My husband, Mark, and I started trying to conceive on a celebratory Valentine’s weekend getaway.  We were getting ahead of our initial plans for starting a family, but only by a few months and we decidedly agreed that making a baby on the holiday honoring love and lovers would be a perfect story to tell to everyone when we announced that we were expecting in a few months.  Looking back on our conversation that weekend, I am incredulous at our unbridled optimism.   Though I know many couples have successfully achieved a family based on similar planning, it still seems unfair to me that pregnancy can be achieved on the very small budget required for the pre-copulation dinner and a movie.  When sharing this observation with other couples undergoing infertility treatment, some have sardonically pointed out that many have gotten pregnant on a far smaller budget.

A Memory

It is August.  Our first meeting with Nena and Ted, possibly the birth parents of the baby we have been waiting five years for – if they pick us.   We’d like to wait for our caseworker, but it seems she is a no show and we’ve already made obvious eye contact with the birth couple.  We can’t exactly ignore them while we wait for a chaperone.  We nervously walk up to formally introduce ourselves and are surprised by hugs instead of handshakes.  We sit down and talk, nervously at first, but the conversation flows surprisingly smoothly after just a minute or two.  Ted is very talkative.  Nena more reserved.  My first impression of her is that she is a natural beauty.  She has honey blond hair pulled back into a bun and wears a shirt that makes me think she is truly a free spirit.  She is radiant in her pregnancy and certain that she is making the right decision about placing the baby for adoption.  Abortion was never an option for them, she says, but they also couldn’t just drop off the baby at some kind of orphanage.  As an infertile woman, I realize that in the U.S., typical orphanages don’t even exist anymore.    If they had, I would have had a baby a long time ago, even if I had to wait in the bushes and grab the baby in the basket in the dead of night.    I am now thankful that I didn’t take matters into my own hands because I realize — somewhere between the introductory hugs and this moment — that the baby in Nena’s belly is meant to be ours.  I only hope that she has had the same realization.  It seems we are about to find out as conversation turns to the reason we are here today, in this restaurant; strangers until just minutes ago and now making a decision together that will change all of our destinies – theirs, ours, and this precious little one — forever.
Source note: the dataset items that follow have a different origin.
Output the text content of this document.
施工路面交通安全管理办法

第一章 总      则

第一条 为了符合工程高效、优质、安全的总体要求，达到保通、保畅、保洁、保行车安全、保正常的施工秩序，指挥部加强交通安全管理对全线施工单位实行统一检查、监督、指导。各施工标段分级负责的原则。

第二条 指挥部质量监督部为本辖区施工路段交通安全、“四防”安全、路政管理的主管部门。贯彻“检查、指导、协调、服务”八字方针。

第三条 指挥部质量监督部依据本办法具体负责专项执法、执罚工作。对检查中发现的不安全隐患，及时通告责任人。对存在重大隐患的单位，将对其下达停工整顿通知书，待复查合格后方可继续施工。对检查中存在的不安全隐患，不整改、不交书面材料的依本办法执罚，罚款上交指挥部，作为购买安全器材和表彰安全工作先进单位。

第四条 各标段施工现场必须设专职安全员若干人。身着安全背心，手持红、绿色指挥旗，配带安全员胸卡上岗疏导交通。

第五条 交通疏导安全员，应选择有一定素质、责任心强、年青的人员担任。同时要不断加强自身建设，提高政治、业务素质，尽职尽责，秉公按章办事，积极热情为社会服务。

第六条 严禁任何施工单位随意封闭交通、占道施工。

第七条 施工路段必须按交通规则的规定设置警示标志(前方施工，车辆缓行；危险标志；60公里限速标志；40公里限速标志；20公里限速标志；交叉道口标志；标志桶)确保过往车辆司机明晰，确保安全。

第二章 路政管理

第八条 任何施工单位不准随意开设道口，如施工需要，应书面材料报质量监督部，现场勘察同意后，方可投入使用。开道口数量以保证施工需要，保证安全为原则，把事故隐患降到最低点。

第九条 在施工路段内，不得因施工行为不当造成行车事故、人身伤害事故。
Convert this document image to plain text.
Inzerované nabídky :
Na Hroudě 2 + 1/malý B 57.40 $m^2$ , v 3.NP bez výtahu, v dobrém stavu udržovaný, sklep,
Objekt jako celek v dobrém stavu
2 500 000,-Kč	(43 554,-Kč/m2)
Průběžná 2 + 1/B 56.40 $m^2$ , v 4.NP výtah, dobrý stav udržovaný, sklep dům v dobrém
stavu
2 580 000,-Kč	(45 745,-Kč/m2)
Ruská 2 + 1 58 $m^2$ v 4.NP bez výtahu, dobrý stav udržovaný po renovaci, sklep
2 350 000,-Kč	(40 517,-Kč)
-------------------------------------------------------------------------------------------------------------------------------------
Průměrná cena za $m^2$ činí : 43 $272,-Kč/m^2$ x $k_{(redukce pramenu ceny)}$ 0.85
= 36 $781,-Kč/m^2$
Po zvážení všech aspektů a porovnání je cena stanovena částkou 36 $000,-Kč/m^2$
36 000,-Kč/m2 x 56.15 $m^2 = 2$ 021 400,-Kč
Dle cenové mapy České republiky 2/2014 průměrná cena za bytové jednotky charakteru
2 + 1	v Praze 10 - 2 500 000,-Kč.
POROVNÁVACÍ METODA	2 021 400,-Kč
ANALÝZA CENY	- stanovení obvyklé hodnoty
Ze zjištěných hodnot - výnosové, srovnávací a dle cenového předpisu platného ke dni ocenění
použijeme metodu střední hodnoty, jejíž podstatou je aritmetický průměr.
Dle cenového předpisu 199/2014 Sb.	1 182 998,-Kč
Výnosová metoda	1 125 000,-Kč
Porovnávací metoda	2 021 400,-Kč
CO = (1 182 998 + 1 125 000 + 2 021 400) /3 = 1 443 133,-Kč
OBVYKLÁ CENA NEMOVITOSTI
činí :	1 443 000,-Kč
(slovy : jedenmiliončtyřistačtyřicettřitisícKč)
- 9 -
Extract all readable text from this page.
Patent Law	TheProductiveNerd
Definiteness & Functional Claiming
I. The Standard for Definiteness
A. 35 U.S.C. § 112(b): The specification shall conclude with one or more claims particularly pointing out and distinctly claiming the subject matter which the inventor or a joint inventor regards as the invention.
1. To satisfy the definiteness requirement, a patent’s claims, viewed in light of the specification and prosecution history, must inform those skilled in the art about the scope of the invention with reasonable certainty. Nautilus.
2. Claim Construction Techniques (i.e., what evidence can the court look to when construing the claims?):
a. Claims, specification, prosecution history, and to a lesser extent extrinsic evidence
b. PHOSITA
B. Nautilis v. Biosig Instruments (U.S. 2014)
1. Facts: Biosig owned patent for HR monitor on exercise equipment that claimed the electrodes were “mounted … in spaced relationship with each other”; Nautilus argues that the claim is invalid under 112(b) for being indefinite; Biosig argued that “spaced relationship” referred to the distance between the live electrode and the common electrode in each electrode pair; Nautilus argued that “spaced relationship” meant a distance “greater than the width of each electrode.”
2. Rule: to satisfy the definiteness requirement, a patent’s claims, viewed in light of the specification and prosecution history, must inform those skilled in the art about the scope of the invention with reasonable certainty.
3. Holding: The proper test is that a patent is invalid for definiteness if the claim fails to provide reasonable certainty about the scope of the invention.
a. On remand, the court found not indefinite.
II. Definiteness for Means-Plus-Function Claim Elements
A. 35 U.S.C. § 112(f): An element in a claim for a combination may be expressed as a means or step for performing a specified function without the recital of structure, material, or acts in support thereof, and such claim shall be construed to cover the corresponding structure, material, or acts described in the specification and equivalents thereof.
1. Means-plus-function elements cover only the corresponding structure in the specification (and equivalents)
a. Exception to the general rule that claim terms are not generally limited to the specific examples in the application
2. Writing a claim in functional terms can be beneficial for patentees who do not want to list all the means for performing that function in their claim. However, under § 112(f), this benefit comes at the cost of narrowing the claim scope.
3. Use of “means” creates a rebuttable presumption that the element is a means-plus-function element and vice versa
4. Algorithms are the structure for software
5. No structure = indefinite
Ted tells us that our profile caught their eye because we looked young, about their age.  Nena’s initial impression of our profile — our life story in three pages — is a bit harder for her to articulate.  She says that something about the pages — pictures and text chosen so carefully by us months before — glowed.  She couldn’t walk away from the table full of profiles at the agency without taking ours and putting it at the top of her pile.  I am almost dizzy with anticipation.  Does this mean what I think it does?  I am not sure I am ready to give hope a place in my heart yet.  Doing all of the adoption paperwork is much different than execting an actual baby — a  son or daughter — to come into our lives.  All of a sudden I regret having put myself in this position.  So much could go wrong in a long line of things that already has in our journey to parenthood.  I don’t think I can live through another disappointment.  Then I remember the lesson that God has tried to get through my stubborn head over the past five years:  You are not in control.  You are not alone.  I love you.  I have  good plans for you.  Do not be afraid.  I take a deep breath and smile across the table at this beautiful woman who holds my hopes in her hands at this very moment.  She is smiling back at me.  It seems she has something she wants to tell me.  “We had an ultrasound,” she says.  “Do you want to know what this little bun in the oven is?” she asks.  “Yes,” I reply, waiting for her to say the words that will allow me to breathe once again.  She is beaming now, her face glowing with the good news.  “You’re having a girl.”